Based on accounts of people who saw the event, the eagle carried the fawn to the nest on Blueberry Island in stages. Club member Fred Reidell photographed the eagle with the fawn in its talons on the green for hole number 4.
“I was on the driving range between noon and 1:00 p.m. when I saw the eagle land on the green with the fawn,” Reidell explained. “I drove over there with my golf cart. I took a lot of pictures, but I kept getting closer. The eagle was so out of breath; it couldn’t go anywhere. The eagle was on the green for 10 to 15 minutes.
“I didn’t see the eagle kill the fawn. I think the eagle ate some of the fawn before landing on the green, where I photographed it. A lot of people who have seen the photo I took think it’s fake, but it’s not. I can verify that.”
The eagle carried the fawn from the green to the clubhouse. From the clubhouse, the eagle made it to a tree along the river with its catch. Reidell said the eagle then landed on a house on the Wisconsin side of the river.
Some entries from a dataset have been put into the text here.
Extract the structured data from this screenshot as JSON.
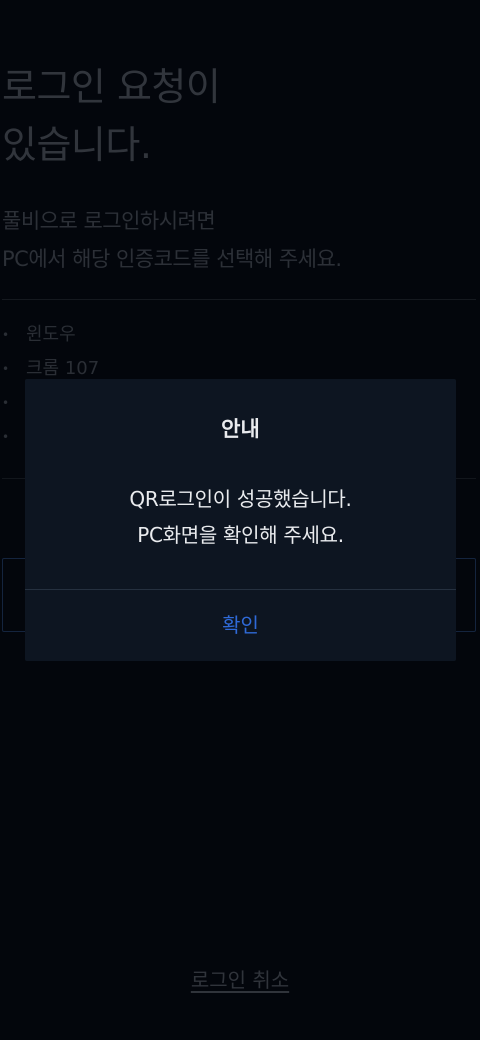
{
  "background": {
    "headline": [
      "로그인 요청이",
      "있습니다."
    ],
    "subtitle": [
      "풀비으로 로그인하시려면",
      "PC에서 해당 인증코드를 선택해 주세요."
    ],
    "codes": [
      "윈도우",
      "크롬 107",
      "",
      ""
    ],
    "cancel_label": "로그인 취소"
  },
  "dialog": {
    "title": "안내",
    "message": [
      "QR로그인이 성공했습니다.",
      "PC화면을 확인해 주세요."
    ],
    "confirm_label": "확인"
  },
  "colors": {
    "page_background": "#03060c",
    "dialog_background": "#0d1521",
    "accent": "#2f6ad8",
    "dialog_text": "#e9ebee"
  }
}
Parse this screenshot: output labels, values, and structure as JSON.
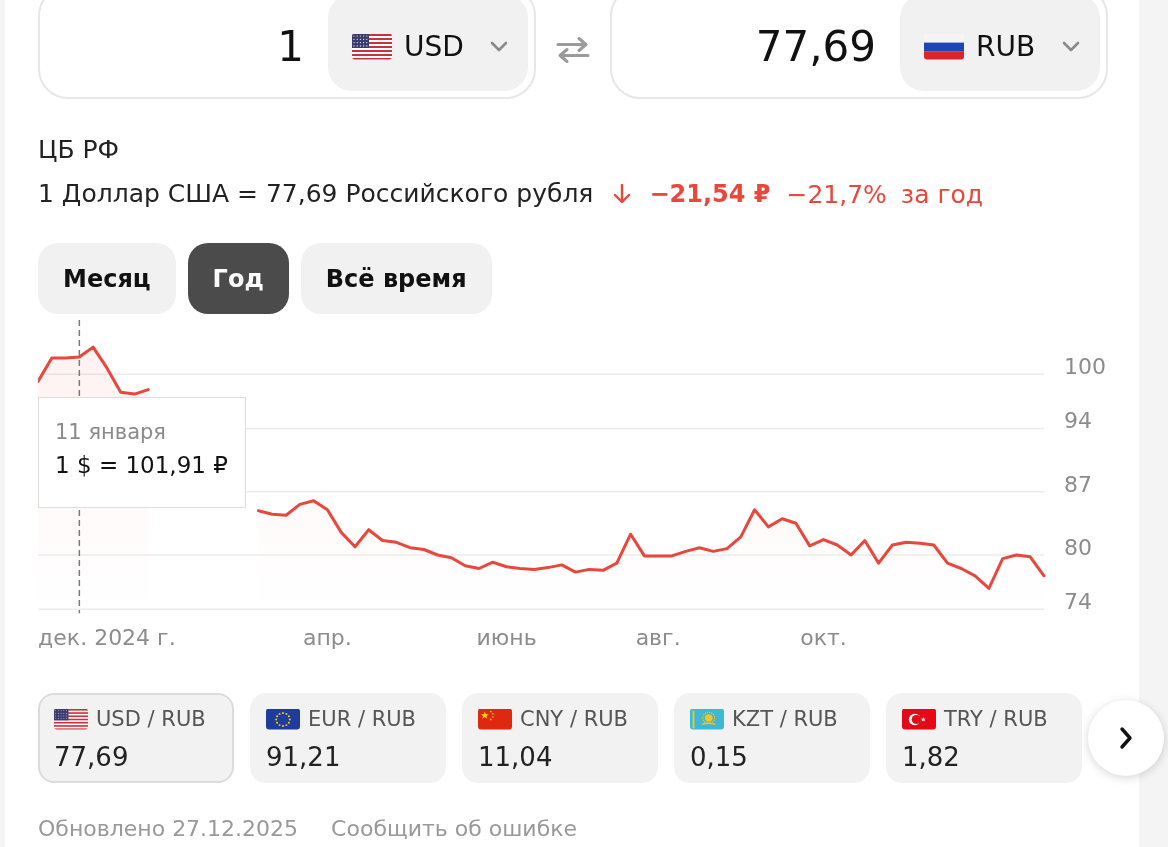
{
  "converter": {
    "from": {
      "amount": "1",
      "currency": "USD"
    },
    "to": {
      "amount": "77,69",
      "currency": "RUB"
    }
  },
  "source": "ЦБ РФ",
  "rate": {
    "text": "1 Доллар США = 77,69 Российского рубля",
    "decrease": true,
    "change": "−21,54 ₽",
    "change_percent": "−21,7%",
    "period": "за год"
  },
  "periods": [
    {
      "label": "Месяц",
      "selected": false
    },
    {
      "label": "Год",
      "selected": true
    },
    {
      "label": "Всё время",
      "selected": false
    }
  ],
  "chart": {
    "chart_data": {
      "type": "area",
      "categories": [
        null,
        null,
        null,
        null,
        null,
        "дек. 2024 г.",
        null,
        null,
        null,
        null,
        null,
        null,
        null,
        null,
        null,
        null,
        null,
        null,
        null,
        null,
        null,
        "апр.",
        null,
        null,
        null,
        null,
        null,
        null,
        null,
        null,
        null,
        null,
        null,
        null,
        "июнь",
        null,
        null,
        null,
        null,
        null,
        null,
        null,
        null,
        null,
        null,
        "авг.",
        null,
        null,
        null,
        null,
        null,
        null,
        null,
        null,
        null,
        null,
        null,
        "окт.",
        null,
        null,
        null,
        null,
        null,
        null,
        null,
        null,
        null,
        null,
        null,
        null,
        null,
        null,
        null,
        null
      ],
      "series": [
        {
          "color": "#e8473b",
          "values": [
            99.2,
            101.8,
            101.8,
            101.9,
            103.0,
            100.7,
            98.0,
            97.8,
            98.3,
            null,
            null,
            null,
            null,
            null,
            null,
            null,
            84.9,
            84.5,
            84.4,
            85.6,
            86.0,
            85.0,
            82.5,
            80.9,
            82.8,
            81.6,
            81.4,
            80.8,
            80.6,
            80.0,
            79.7,
            78.8,
            78.5,
            79.2,
            78.7,
            78.5,
            78.4,
            78.6,
            78.9,
            78.1,
            78.4,
            78.3,
            79.1,
            82.3,
            79.9,
            79.9,
            79.9,
            80.4,
            80.8,
            80.4,
            80.7,
            82.0,
            85.0,
            83.1,
            84.0,
            83.5,
            81.0,
            81.7,
            81.1,
            80.0,
            81.6,
            79.1,
            81.1,
            81.4,
            81.3,
            81.1,
            79.1,
            78.5,
            77.7,
            76.3,
            79.6,
            80.0,
            79.8,
            77.7
          ]
        }
      ],
      "ylim": [
        74,
        106
      ],
      "yticks": [
        100,
        94,
        87,
        80,
        74
      ],
      "grid": true,
      "annotations": [
        "11 января",
        "1 $ = 101,91 ₽"
      ]
    }
  },
  "pairs": [
    {
      "label": "USD / RUB",
      "value": "77,69",
      "selected": true
    },
    {
      "label": "EUR / RUB",
      "value": "91,21",
      "selected": false
    },
    {
      "label": "CNY / RUB",
      "value": "11,04",
      "selected": false
    },
    {
      "label": "KZT / RUB",
      "value": "0,15",
      "selected": false
    },
    {
      "label": "TRY / RUB",
      "value": "1,82",
      "selected": false
    }
  ],
  "footer": {
    "updated": "Обновлено 27.12.2025",
    "report_link": "Сообщить об ошибке"
  }
}
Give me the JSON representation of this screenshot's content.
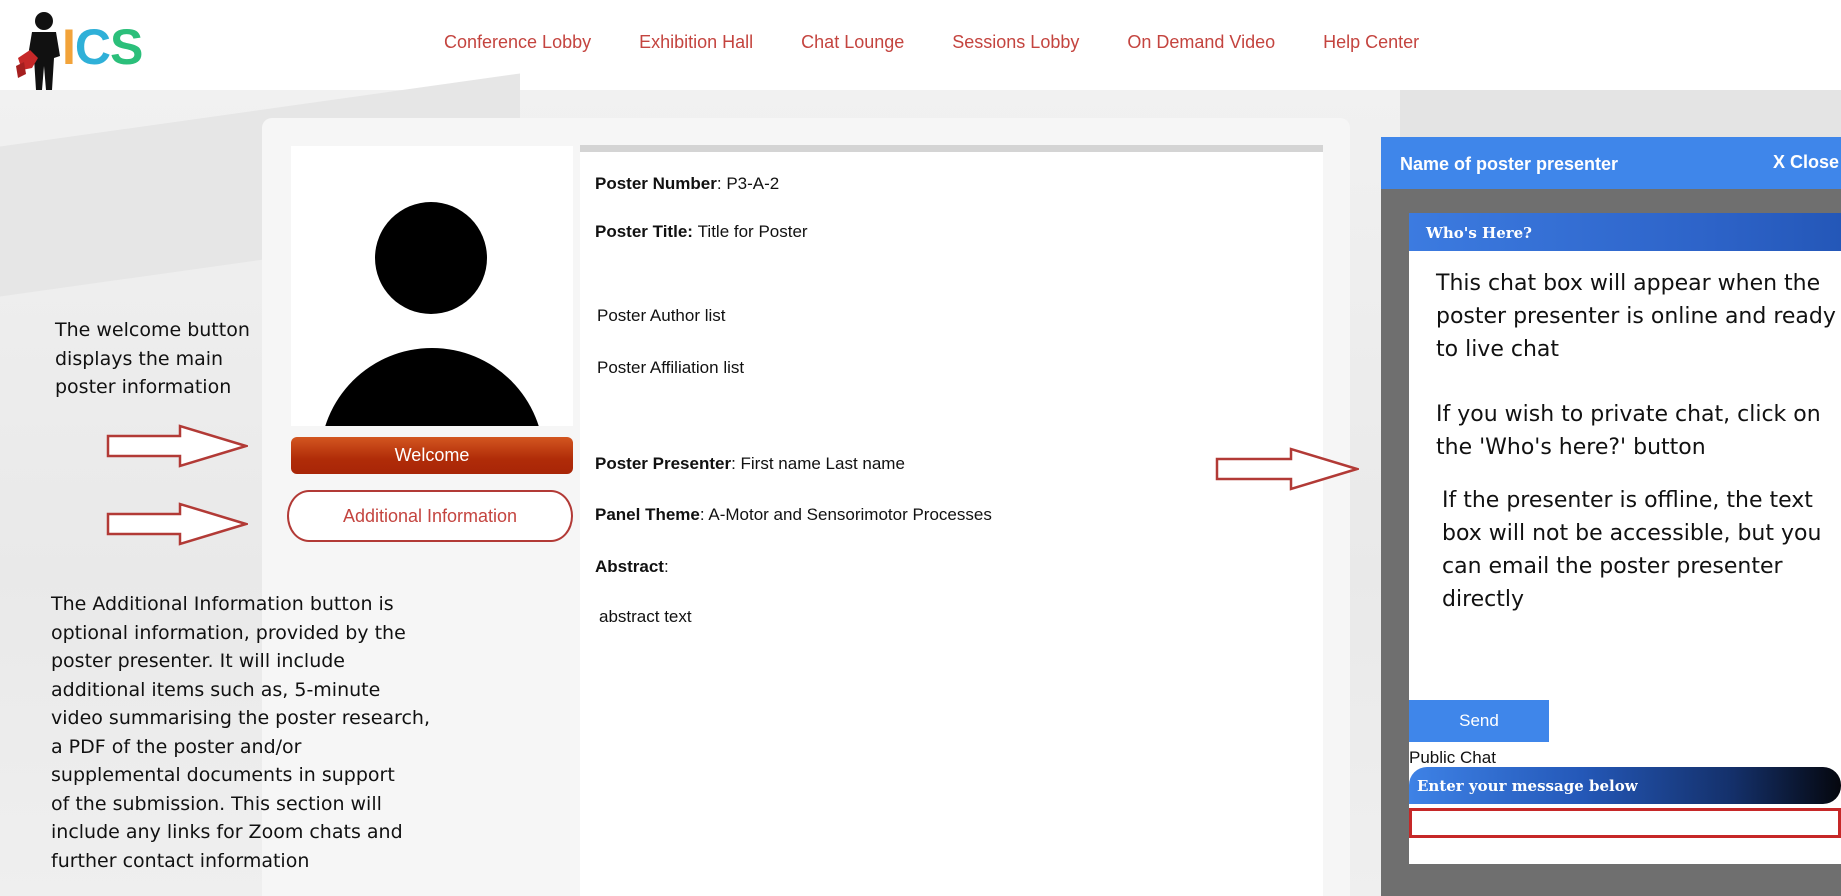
{
  "logo": {
    "letters": [
      "I",
      "C",
      "S"
    ]
  },
  "nav": {
    "items": [
      {
        "label": "Conference Lobby"
      },
      {
        "label": "Exhibition Hall"
      },
      {
        "label": "Chat Lounge"
      },
      {
        "label": "Sessions Lobby"
      },
      {
        "label": "On Demand Video"
      },
      {
        "label": "Help Center"
      }
    ]
  },
  "profile": {
    "welcome_label": "Welcome",
    "additional_info_label": "Additional Information"
  },
  "poster": {
    "number_label": "Poster Number",
    "number_value": ": P3-A-2",
    "title_label": "Poster Title:",
    "title_value": "Title for Poster",
    "author_list": "Poster Author list",
    "affiliation_list": "Poster Affiliation list",
    "presenter_label": "Poster Presenter",
    "presenter_value": ":   First name Last name",
    "panel_theme_label": "Panel Theme",
    "panel_theme_value": ": A-Motor and Sensorimotor Processes",
    "abstract_label": "Abstract",
    "abstract_colon": ":",
    "abstract_text": "abstract text"
  },
  "annotations": {
    "welcome_note": [
      "The welcome button",
      "displays the main",
      "poster information"
    ],
    "additional_note": [
      "The Additional Information button is",
      "optional information, provided by the",
      "poster presenter. It will include",
      "additional items such as, 5-minute",
      "video summarising the poster research,",
      "a PDF of the poster and/or",
      "supplemental  documents in support",
      "of the submission. This section will",
      "include any links for Zoom chats and",
      "further contact information"
    ]
  },
  "chat": {
    "header_title": "Name of poster presenter",
    "close_label": "X Close",
    "who_here_label": "Who's Here?",
    "note_online": [
      "This chat box will appear when the",
      "poster presenter is online and ready",
      "to live chat"
    ],
    "note_private": [
      "If you wish to private chat, click on",
      "the 'Who's here?' button"
    ],
    "note_offline": [
      "If the presenter is offline, the text",
      "box will not be accessible, but you",
      "can email the poster presenter",
      "directly"
    ],
    "message_prompt": "Enter your message below",
    "message_value": "",
    "send_label": "Send",
    "public_chat_label": "Public Chat"
  },
  "colors": {
    "nav_link": "#c4443f",
    "welcome_button": "#b02c08",
    "chat_header": "#3f86ea",
    "arrow_outline": "#b23a36",
    "input_border": "#c62828"
  }
}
From there, the eagle was able to carry its prey to the nest.
“You could see the eagle was laboring to carry the fawn,” Lisa added. “It was actually panting.”
Although no one had seen an eagle take a fawn on the golf course before June 3, according to Froelich, she said a club member (Duane Clausen) who is a photographer, captured an image on camera of a bald eagle coming in for the kill on a fawn in a different location. Eagles probably prey on fawns more often than most people realize. Soon after birth, fawns are vulnerable to all types of predators, and fawns would be readily visible to birds of prey such as eagles.
During a 3-year fawn survival study conducted in Menominee County by Mississippi State University in cooperation with the DNR about 10 years ago, one of the fawns that were part of the study ended up in a bald eagle’s nest. During the study, pregnant does that were live-trapped during the winter were fitted with vaginal implant transmitters (VITs) that were activated when does gave birth. Researchers homed in on the signal from VITs to catch and collar as many fawns as possible. Newborn fawns that were encountered while in the field were also collared.
Radio collars put on fawns have a mortality mode that’s activated when there was no movement after 24 hours. Mississippi State University doctoral candidate Jared Duquette was homing in on the signal from the collar of a dead fawn to try to determine what killed it when he came to the base of a huge hemlock tree containing a bald eagle nest.
“After a half-hour of searching on the ground without finding anything, an eagle took off from the nest,” Jared said. “I put the antenna up in the air toward the nest and almost blew my eardrums out. The fawn’s collar was definitely in the eagle’s nest.”
Although bald eagles are capable of killing fawns, they are also scavengers, so Duquette is unsure if the eagle killed the fawn in that case or picked it up as roadkill.